In recent years, consumer electronics became increasingly location and context-aware. Novel applications, such as augmented and virtual reality have high demands in precision, latency and update rate in their tracking solutions. 3D imaging systems have seen a rapid development in the past years. By enabling a manifold of systems to become location and context-aware, 3D imaging has the potential to become a part of everyone's daily life. In this chapter, we discuss 3D imaging technologies and their applications in localization, tracking and 3D context determination. Current technologies and key concepts are depicted and open issues are investigated. The novel concept of location-aware optical communication based on Time-of-Flight depth sensors is introduced. This communication method might close the gap between high performance tracking and localization. The chapter finally provides an outlook on future concepts and work-in progress technologies, which might introduce a new set of paradigms for location-aware cyber-physical systems in the Internet of Things.
TopIntroduction
3D imaging technologies have seen rapid developments in the past years. The introduction of the Microsoft Kinect depth sensor to the consumer market in 2010 triggered a massive research interest and effort. In 2016, the first mass-produced smartphone appeared, featuring depth sensing based on Time-of-Flight. The availability of such ubiquitous and miniaturized depth sensing solutions can tremendously help any kind of electronic device to sense and understand its environment.
A crucial part of operation for certain devices is localization. While depth sensors provide geometric information about the immediate surrounding, determining location and orientation within a certain coordinate system is a challenge of its own. This chapter explores the opportunities depth sensing systems provide to localization. A focus is set on applications in fields such as consumer electronics, internet of things and autonomous robots. Localization and tracking of electronic devices has a long history and has seen the use of a variety of different principles. This work focuses on the fields of high performance localization based on optical and sensor fusion solutions. Localization principles in general can be categorized into passive, guided and cooperative solutions.
A passive system is able to determine its position in a local or global coordinate system without external help. An increasing number of applications also require information about the orientation of the device. A combination of position and rotation sensing is often referred to as pose determination. A pose has of six degrees of freedom (dof) and completely describes the static position and orientation of an entity in 3D space. Each axle in 3D space presents one degree of freedom for the position and one degree for rotation around the axle. Passive 6-dof localization is often used in computer vision based positioning systems, where features are matched with prerecorded databases. Early examples are cruise missiles using terrain contours for navigation.

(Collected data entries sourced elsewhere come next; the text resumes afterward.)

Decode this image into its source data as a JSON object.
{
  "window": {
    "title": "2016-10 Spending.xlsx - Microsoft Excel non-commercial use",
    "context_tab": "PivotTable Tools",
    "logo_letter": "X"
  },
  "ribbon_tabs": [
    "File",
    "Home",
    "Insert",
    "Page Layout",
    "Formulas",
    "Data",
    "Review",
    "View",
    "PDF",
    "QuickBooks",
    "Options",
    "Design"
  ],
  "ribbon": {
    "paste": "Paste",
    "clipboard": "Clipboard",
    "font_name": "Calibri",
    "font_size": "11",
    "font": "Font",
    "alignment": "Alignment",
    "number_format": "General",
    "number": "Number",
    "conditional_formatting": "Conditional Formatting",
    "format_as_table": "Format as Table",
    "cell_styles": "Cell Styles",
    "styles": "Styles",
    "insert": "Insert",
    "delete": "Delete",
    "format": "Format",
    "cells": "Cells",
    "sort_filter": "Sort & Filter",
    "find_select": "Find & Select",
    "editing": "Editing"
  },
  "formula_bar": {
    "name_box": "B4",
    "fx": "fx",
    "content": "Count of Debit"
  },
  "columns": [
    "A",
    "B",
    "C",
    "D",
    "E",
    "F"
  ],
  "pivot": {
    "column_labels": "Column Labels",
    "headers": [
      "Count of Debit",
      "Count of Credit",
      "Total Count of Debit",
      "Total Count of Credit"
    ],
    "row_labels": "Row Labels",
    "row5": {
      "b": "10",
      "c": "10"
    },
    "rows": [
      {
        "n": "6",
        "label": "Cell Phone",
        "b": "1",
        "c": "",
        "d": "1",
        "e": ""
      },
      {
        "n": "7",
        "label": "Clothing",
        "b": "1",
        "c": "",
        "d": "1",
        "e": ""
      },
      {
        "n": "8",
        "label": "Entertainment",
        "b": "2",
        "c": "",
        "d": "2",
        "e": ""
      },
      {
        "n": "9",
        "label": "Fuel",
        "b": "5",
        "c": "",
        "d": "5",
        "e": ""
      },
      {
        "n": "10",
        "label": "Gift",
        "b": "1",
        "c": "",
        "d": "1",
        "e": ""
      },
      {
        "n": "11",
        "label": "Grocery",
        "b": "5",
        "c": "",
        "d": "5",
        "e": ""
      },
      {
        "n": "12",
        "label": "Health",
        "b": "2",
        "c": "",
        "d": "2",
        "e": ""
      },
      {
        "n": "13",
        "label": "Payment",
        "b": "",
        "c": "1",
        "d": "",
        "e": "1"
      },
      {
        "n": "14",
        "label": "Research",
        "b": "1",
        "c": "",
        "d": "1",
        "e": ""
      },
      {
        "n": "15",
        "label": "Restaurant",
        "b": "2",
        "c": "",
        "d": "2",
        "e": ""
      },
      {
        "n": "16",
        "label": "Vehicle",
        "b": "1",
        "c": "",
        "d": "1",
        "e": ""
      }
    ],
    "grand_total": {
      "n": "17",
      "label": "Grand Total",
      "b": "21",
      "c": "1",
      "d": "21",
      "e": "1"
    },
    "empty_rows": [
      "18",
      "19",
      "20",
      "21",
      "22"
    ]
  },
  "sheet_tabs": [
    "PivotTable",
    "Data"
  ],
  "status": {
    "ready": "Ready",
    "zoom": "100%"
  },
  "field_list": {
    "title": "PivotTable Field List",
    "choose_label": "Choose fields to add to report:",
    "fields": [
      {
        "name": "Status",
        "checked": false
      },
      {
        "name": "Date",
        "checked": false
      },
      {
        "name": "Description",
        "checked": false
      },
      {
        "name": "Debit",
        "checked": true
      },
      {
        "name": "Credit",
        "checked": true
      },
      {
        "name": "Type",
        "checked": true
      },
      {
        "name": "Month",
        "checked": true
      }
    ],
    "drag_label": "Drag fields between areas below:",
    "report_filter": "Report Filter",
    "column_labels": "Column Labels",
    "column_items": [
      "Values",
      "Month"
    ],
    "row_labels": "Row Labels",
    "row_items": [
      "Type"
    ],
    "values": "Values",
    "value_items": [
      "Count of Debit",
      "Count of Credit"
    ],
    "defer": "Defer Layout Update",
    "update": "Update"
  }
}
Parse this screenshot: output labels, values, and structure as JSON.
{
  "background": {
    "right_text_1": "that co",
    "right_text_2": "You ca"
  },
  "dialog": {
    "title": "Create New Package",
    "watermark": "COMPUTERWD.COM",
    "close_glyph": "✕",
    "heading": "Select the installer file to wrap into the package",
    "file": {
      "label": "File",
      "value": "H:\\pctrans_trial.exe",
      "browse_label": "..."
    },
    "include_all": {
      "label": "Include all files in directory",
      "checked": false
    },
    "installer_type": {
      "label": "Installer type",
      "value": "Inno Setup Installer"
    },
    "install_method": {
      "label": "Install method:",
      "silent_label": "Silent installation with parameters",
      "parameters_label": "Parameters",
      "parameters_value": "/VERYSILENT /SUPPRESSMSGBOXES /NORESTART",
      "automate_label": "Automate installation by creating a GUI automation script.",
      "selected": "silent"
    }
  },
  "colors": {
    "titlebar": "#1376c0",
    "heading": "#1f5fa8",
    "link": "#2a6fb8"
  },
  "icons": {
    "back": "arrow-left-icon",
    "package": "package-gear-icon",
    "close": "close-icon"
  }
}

A well-known example for guided localization is GPS, where devices use the aid of satellites to determine their position. Cooperative localization solutions use a communication channel, which is often used for active identification and position forwarding. Optical tracking, using image sensors and active markers is an example for cooperative tracking. In such system, an external base-station with an image sensor can sense a tracked device equipped with active LED markers, and has the ability to toggle the LEDs for identification. Another example are beacon based systems, where active beacons forward information about their location.
When classifying the location-awareness of cyber-physical systems, it is important to distinguish between localization and tracking. While these terms are sometimes used ambiguously, tracking is commonly used in a relative context, where the registration of movements is important. Tracking the pose of a device does not always lead to the determination of a position within a meaningful coordinate system. However relative position and rotation changes can be detected. For certain applications, this is sufficient and no broader localization is required. Examples for such systems are instruments measuring rotations, such as gyroscopes or compasses, some 3D scanning solutions or human interface devices.
Localization is often associated with position determination without focus on detecting relative pose changes. A combination of tracking and localization is used in a lot of location-aware systems and leads to localization at a high update rate. Tracking and localization are often performed by different sensors, because localization solutions often lack of the desired accuracy to track relative pose changes. While localization can provide the position and orientation within a greater context, tracking sensors provide the accuracy and update-rate required for the application.
A great example of sensor fusion for localization and tracking is Wikitude (2016). This smartphone application provides augmented reality on smartphones. It annotates the video stream of the internal camera with meaningful information about the environment and displays it on the screen. GPS or WIFI is used for positioning. The absolute orientation is determined by the gravity and compass sensors. The gyro sensors are used to track movements to enable a high update rate of the rotation. This enables to robustly attach information to certain landmarks and directions in the smartphone video stream.